FORT WORTH, Texas – Airlines have saved billions in the past two years from falling oil prices, but cheaper jet fuel also seems to be contributing to lower fares, which pleases passengers but worries investors.
American Airlines is the latest case in point. The world’s biggest airline reported a $700 million first-quarter profit on Friday, beating Wall Street expectations.
A conference call with investors was dominated, however, by questions about a statistic indicating that average fares are still dropping and that American’s revenue this summer could be weaker than last summer.
The results mirrored those from United Airlines on Thursday, and airline stocks slumped Friday for a second straight session.

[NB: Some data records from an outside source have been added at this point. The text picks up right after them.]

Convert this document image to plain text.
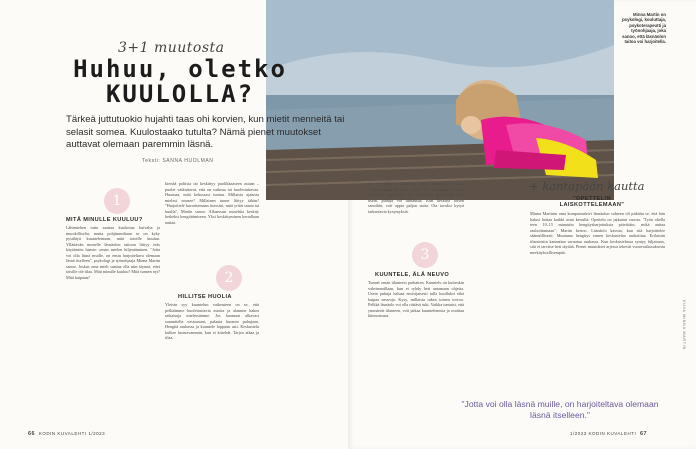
Minna Martin on psykologi, kouluttaja, psykoterapeutti ja työnohjaaja, joka sanoo, että läsnäolon taitoa voi harjoitella.
3+1 muutosta
Huhuu, oletko KUULOLLA?
Tärkeä juttutuokio hujahti taas ohi korvien, kun mietit menneitä tai selasit somea. Kuulostaako tutulta? Nämä pienet muutokset auttavat olemaan paremmin läsnä.
Teksti: SANNA HUOLMAN
1
MITÄ MINULLE KUULUU?
Lähimiehen tuttu saattaa kuulostaa kuivalta ja muodolliselta, mutta pohjimmiltaan se on kyky pysähtyä kuuntelemaan, mitä toiselle kuuluu. Yllättävän monelle läsnäolon taitoon liittyy eräs käytännön haaste: oman mielen hiljentäminen. "Jotta voi olla läsnä muille, on ensin harjoiteltava olemaan läsnä itselleen", psykologi ja työnohjaaja Minna Martin sanoo. Joskus oma mieli saattaa olla niin täynnä, ettei toisille ole tilaa. Mitä minulle kuuluu? Mitä tunnen nyt? Mitä kaipaan?
kiertää poliisia tai keskittyy puolikkaaseen asiaan – puolet vaikuttavat, että on vaikeaa tai huolestuttavaa. Huomaa, mitä kehossasi tuntuu. Millaista ajatusta mielesi nousee? Millainen tunne liittyy tähän? "Harjoittele havaitsemaan itsessäsi, mitä yrität sanoa tai kuulla", Martin sanoo. Alkaessasi murehtia keskity hetkeksi hengittämiseen. Yksi keskittyminen kerrallaan auttaa.
2
HILLITSE HUOLIA
Yleisin syy kuuntelun vaikeuteen on se, että pelkäämme huolestuttavia asioita ja alamme hakea ratkaisuja mielessämme. Jos huomaat alkavasi suunnitella vastaustasi, palauta huomio puhujaan. Hengitä rauhassa ja kuuntele loppuun asti. Keskustelu kulkee luontevammin, kun et kiirehdi. Tarjoa aikaa ja tilaa.
taa ja miltä se kuulostaa toisen ihmisen korvaan. Vuorovaikutus perustuu siihen, että molemmat kokevat tulevansa kuulluiksi. Jos kuuntelija keskeyttää liian usein, puhuja voi turhautua. Kun keskityt toisen sanoihin, voit oppia paljon uutta. Ota tavaksi kysyä tarkentavia kysymyksiä.
3
KUUNTELE, ÄLÄ NEUVO
Tunnet oman tilanteesi parhaiten. Kuuntelu on kuitenkin vahvimmillaan, kun et ryhdy heti antamaan ohjeita. Usein puhuja haluaa ensisijaisesti tulla kuulluksi eikä kaipaa neuvoja. Kysy, millaista tukea toinen toivoo. Pelkkä läsnäolo voi olla riittävä tuki. Vaikka tuntuisi, että ymmärrät tilanteen, voit jatkaa kuuntelemista ja osoittaa kiinnostusta.
+ kantapään kautta
"OPETTELIN LAISKOTTELEMAAN"
Minna Martinin oma kompastuskivi läsnäolon suhteen oli pitkään se, että hän halusi hoitaa kaikki asiat kerralla. Opettelu on jatkunut vuosia. "Työn ohella teen 10–15 minuutin hengitysharjoituksia päivittäin, mikä auttaa rauhoittumaan", Martin kertoo. Läsnäolo kasvaa, kun sitä harjoittelee säännöllisesti. Muutama hengitys ennen keskustelua rauhoittaa. Erilaisiin tilanteisiin kannattaa varautua rauhassa. Kun keskustelussa syntyy hiljaisuus, sitä ei tarvitse heti täyttää. Pienet muutokset arjessa tekevät vuorovaikutuksesta merkityksellisempää.
"Jotta voi olla läsnä muille, on harjoiteltava olemaan läsnä itselleen."
KUVA MINNA MARTIN
66 KODIN KUVALEHTI 1/2023	1/2023 KODIN KUVALEHTI 67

Cheaper fuel encouraged airlines to add flights that would have lost money back when oil was $100 a barrel. Since early 2015, the supply of seats has overshot travel demand, causing average fares to fall.
American doesn’t disclose the average ticket price, but the downward trend shows up in the amount that the airline gets paid per mile for each seat, a figure that is closely monitored by airline investors.
In the first quarter, that figure fell 7.5 per cent from a year earlier, and American predicted that it will drop by a similar amount — somewhere between 6 per cent and 8 per cent — in the second quarter. The number won’t turn positive until next year, said Scott Kirby, the airline’s president.
For several quarters, flattish revenue at the airlines was masked by the huge drop in fuel price, which helped American and others post record profits last year. Now the spotlight is shining more brightly on weak revenue.
“We are disappointed in our revenue performance both in absolute level and relative to some of our peers,” CEO Doug Parker told analysts on a conference call. He added, though, the he didn’t think it would turn into a long-term problem.
American has blamed its relatively weaker revenue performance on rising competition in a few top markets including Dallas. Some analysts see a bigger problem. Vicki Bryan of bond-research firm Gimme Credit says American’s problems are partly the result of aggressively cutting fares to compete with discount airline Spirit, and she says American and United both seem to be losing highly profitably corporate travel customers to Delta.
Airline executives hope to boost prices by growing more slowly — holding down the supply of seats to match demand. This month, American and United have trimmed growth plans, especially on international routes, and Delta executives said they could do the same if revenue per mile doesn’t increase.
American Airlines Group Inc. reported that first-quarter earnings tumbled 25 per cent, largely due to a provision for income taxes. The $700 million in profit still beat Wall Street expectations.
Earnings excluding one-time gains and costs mostly from its 2013 merger with US Airways were $1.25 per share. That topped the average forecast of $1.18 per share among eight analysts surveyed by Zacks Investment Research.
Net income was trimmed after American made a $417 million provision for income taxes. Last year the company set aside just $11 million for income taxes because of heavy losses that it carried over from previous years.
Revenue fell 4 per cent to $9.44 billion, about in line with analysts’ forecasts.
Cheaper fuel again provided a tail wind. American and its American Eagle affiliates spent 33 per cent less on fuel than they did a year ago, a savings of $607 million.
American’s labour costs rose 12 per cent, or $279 million, however, as it raised pay and hired more workers — it now has about 120,000 employees.
Shares of Fort Worth-based American fell $2.07, or 5.2 per cent, to $37.94 in midday trading. Shares of United, Delta, Southwest, JetBlue and Alaska were also lower.